Winding number and point-in-polygon for arbitrary (non-convex, self-intersecting) polygons. Pure Python, zero dependencies.
The winding number of a closed polygon around a point is the integer count of how many times the polygon winds around that point. A CCW polygon around an interior point has winding number +1; a CW polygon gives -1; an exterior point gives 0.
This is the basis of the nonzero rule: a point is inside iff winding_number != 0.
This library implements both standard fill rules:
Nonzero rule (point_in_polygon): inside iff winding_number != 0. Correct for
non-convex and self-intersecting polygons; all regions with a non-zero winding count
are considered inside.
Even-odd rule (point_in_polygon_even_odd): inside iff crossing_number is odd.
Counts how many times a ray from the point crosses the polygon boundary; an odd count
means inside. The two rules agree for simple (non-self-intersecting) polygons and diverge
for self-intersecting ones.
The canonical case where the rules disagree is a five-pointed star (pentagram) traced as the self-intersecting 5-vertex path (outer tips connected in skip-one order):
import math
from winding_number import winding_number, point_in_polygon, crossing_number, point_in_polygon_even_odd
n = 5
circle_pts = [
(math.cos(math.radians(90 - 72 * i)), math.sin(math.radians(90 - 72 * i)))
for i in range(n)
]
pentagram = [circle_pts[i % n] for i in [0, 2, 4, 1, 3]]
center = (0.0, 0.0)
winding_number(center, pentagram) # -2 (wound twice, CW)
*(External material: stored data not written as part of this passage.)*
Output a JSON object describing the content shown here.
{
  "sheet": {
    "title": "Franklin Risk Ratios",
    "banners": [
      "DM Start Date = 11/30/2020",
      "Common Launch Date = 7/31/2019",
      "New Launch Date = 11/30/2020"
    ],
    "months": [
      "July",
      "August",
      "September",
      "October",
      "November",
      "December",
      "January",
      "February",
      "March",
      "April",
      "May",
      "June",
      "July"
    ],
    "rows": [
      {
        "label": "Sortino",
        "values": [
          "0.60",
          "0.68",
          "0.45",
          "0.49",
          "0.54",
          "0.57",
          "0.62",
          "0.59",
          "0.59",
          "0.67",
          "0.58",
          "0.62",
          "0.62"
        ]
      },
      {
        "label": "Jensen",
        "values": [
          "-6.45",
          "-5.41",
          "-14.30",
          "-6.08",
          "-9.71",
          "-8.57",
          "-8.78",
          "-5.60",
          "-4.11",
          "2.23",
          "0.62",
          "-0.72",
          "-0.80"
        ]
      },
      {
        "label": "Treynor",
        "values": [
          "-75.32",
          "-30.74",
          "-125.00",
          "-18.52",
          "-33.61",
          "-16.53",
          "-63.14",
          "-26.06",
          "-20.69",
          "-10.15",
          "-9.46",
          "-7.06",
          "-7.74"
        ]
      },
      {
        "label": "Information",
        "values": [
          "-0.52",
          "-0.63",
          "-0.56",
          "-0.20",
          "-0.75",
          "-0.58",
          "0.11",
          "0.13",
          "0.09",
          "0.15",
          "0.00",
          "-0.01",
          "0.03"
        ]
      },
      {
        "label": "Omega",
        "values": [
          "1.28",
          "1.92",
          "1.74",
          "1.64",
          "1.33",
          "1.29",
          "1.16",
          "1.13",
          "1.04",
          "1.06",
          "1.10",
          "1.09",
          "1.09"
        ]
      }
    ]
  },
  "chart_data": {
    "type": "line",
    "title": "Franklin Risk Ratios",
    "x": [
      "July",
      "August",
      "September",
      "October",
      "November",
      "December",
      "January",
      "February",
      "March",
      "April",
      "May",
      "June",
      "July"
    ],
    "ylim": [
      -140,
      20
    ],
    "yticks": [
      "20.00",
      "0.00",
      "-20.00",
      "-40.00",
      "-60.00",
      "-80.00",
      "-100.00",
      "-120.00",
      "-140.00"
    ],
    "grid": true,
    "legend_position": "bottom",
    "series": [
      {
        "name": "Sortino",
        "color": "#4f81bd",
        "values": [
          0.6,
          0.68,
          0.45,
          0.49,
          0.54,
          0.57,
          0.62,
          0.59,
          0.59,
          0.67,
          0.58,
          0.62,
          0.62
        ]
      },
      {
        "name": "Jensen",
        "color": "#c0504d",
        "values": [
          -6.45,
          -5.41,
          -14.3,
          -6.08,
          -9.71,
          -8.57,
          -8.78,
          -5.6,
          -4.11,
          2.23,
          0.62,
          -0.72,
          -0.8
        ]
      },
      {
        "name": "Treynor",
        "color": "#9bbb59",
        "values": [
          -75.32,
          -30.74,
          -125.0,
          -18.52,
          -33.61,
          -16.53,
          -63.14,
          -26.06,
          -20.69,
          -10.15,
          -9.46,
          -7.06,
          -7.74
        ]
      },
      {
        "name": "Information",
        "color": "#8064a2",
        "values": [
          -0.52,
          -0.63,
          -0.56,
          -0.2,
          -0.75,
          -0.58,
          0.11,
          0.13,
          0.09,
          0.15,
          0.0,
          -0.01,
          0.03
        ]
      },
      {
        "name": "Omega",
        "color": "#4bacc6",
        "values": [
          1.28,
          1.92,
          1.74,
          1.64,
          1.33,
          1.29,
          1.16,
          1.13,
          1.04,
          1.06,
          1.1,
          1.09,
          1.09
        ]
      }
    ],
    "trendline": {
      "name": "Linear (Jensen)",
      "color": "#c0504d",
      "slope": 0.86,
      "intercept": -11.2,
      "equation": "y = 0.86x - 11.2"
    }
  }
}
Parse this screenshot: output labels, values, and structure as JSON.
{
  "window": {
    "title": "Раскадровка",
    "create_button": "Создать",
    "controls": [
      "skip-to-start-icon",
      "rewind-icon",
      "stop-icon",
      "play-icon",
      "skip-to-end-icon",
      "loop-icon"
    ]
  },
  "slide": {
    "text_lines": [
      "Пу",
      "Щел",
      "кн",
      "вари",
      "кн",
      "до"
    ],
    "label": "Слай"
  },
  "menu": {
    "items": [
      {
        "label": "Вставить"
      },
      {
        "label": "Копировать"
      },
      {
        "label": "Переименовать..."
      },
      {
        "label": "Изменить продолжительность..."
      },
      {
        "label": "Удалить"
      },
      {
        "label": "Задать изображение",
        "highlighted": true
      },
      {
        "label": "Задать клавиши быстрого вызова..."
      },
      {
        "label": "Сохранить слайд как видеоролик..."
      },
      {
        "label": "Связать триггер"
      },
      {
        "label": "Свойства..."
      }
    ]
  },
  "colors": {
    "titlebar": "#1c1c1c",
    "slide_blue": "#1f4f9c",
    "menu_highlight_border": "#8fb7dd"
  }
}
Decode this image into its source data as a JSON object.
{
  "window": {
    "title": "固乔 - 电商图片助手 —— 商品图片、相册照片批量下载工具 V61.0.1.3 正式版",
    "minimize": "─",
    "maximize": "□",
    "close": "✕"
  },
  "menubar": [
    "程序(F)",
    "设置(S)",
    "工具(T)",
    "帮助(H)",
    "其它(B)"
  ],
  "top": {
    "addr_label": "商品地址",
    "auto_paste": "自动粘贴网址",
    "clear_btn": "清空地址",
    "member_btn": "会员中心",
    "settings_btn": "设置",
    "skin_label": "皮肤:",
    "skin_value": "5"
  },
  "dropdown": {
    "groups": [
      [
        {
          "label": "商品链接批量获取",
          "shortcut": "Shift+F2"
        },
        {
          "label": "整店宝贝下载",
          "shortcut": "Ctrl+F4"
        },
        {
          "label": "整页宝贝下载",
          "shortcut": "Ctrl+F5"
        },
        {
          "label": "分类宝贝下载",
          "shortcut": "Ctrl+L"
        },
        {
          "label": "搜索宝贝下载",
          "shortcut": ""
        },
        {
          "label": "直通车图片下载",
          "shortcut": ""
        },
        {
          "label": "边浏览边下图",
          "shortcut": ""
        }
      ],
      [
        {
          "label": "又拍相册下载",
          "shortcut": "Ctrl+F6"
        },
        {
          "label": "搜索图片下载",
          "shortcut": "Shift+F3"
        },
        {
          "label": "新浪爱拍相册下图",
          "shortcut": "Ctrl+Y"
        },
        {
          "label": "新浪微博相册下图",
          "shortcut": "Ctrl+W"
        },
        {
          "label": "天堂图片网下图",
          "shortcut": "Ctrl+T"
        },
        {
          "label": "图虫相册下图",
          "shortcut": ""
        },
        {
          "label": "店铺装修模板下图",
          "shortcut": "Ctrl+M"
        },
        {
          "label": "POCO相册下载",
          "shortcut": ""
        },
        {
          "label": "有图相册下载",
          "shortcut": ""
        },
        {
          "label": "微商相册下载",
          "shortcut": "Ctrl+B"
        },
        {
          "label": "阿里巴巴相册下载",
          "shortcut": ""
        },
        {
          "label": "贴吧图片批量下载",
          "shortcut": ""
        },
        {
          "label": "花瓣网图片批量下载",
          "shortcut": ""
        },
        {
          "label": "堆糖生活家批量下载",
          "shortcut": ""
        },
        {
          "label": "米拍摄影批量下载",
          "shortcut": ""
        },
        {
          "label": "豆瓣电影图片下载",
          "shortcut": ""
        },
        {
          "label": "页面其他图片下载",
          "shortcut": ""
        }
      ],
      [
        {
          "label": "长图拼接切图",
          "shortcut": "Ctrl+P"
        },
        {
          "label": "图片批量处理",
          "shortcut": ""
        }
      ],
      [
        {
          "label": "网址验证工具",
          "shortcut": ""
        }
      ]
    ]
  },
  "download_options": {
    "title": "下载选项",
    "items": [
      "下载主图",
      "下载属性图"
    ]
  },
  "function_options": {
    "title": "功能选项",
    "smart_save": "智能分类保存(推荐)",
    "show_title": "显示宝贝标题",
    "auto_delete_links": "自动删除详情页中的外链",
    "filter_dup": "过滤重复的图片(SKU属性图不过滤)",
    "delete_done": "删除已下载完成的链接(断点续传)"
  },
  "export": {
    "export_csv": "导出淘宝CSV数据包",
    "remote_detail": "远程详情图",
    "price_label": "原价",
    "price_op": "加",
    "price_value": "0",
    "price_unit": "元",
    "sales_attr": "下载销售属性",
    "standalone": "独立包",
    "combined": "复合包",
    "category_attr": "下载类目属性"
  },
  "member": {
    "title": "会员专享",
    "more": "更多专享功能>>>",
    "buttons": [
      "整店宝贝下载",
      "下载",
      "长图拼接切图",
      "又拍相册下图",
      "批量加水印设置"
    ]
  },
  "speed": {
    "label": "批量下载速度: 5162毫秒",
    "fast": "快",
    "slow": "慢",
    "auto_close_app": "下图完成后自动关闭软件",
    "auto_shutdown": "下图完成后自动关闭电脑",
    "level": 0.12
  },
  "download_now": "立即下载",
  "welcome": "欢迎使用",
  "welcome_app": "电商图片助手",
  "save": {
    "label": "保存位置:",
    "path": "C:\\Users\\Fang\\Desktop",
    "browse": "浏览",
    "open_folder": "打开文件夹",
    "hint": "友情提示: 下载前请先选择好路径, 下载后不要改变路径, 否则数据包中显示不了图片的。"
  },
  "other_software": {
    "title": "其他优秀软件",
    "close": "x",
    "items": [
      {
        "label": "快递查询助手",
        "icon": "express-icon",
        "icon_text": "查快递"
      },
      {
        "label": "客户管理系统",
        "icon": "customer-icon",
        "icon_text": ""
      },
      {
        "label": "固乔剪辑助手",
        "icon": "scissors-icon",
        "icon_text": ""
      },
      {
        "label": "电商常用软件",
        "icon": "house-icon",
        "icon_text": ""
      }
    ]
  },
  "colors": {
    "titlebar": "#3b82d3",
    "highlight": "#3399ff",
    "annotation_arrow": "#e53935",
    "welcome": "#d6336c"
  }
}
point_in_polygon(center, pentagram) # True (nonzero rule: inside)
crossing_number(center, pentagram) # 2 (two crossings, even)
point_in_polygon_even_odd(center, pentagram) # False (even-odd rule: outside)The central region is wound around twice, so the nonzero rule treats it as inside. The even-odd rule ignores winding direction and depth: two crossings is even, so outside.
The correct alternatives require heavy C extensions:
shapely.geometry.Point.within(polygon)requires shapely, which depends on GEOS (a C/C++ library).matplotlib.path.Path.contains_pointpulls in all of matplotlib (rendering, fonts, backends).
This library implements Sunday's winding-number algorithm in pure Python with zero runtime dependencies. No compilation, no GEOS, no plotting overhead.
pip install winding-numberPyPI release pending. Install from source in the meantime:
git clone https://github.com/amaar-mc/winding-number cd winding-number pip install -e .
from winding_number import winding_number, point_in_polygon, crossing_number, point_in_polygon_even_odd, signed_area, orientation, is_convex
# CCW unit square.
square = [(1, -1), (1, 1), (-1, 1), (-1, -1)]
winding_number((0, 0), square) # 1 (inside, CCW)
winding_number((2, 0), square) # 0 (outside)
point_in_polygon((0, 0), square) # True
point_in_polygon((2, 0), square) # False
signed_area(square) # 4.0 (positive = CCW)
orientation(square) # "CCW"
is_convex(square) # True
# Non-convex L-shape.
l_shape = [(0,0),(2,0),(2,1),(1,1),(1,2),(0,2)]
is_convex(l_shape) # False
point_in_polygon((1.0, 0.5), l_shape) # True (inside the bottom bar)
point_in_polygon((1.5, 1.5), l_shape) # False (the notch)| Function | Description |
|---|---|
winding_number(point, polygon) |
Signed winding number (Sunday's algorithm with isLeft) |
point_in_polygon(point, polygon) |
True iff winding_number != 0 (nonzero rule) |
crossing_number(point, polygon) |
Number of rightward ray crossings (PNPOLY convention) |
point_in_polygon_even_odd(point, polygon) |
True iff crossing_number is odd (even-odd rule) |
signed_area(polygon) |
Shoelace formula; positive = CCW, negative = CW |
orientation(polygon) |
"CCW" or "CW"; raises ValueError on degenerate zero-area polygon |
is_convex(polygon) |
True iff all edge-pair cross products share the same sign |
A point is tuple[float, float] and a polygon is Sequence[tuple[float, float]].
All functions raise ValueError if the polygon has fewer than 3 vertices.
Nonzero rule: a point exactly on a non-horizontal polygon edge is counted as inside
(winding_number returns +/-1). A point on a horizontal edge is counted as outside
(winding number 0).
Even-odd rule: the crossing test uses a strict < for the crossing x-coordinate,
so a point that lies exactly on a non-horizontal edge (where the ray x-coordinate equals
the crossing x) is counted as outside. Points on horizontal edges are outside (horizontal
edges are skipped). The two algorithms may therefore disagree at exact boundary points;
they agree at all strictly interior and strictly exterior points of simple polygons.
Both conventions are deterministic and require no epsilon. See docs/architecture.md for the full derivation.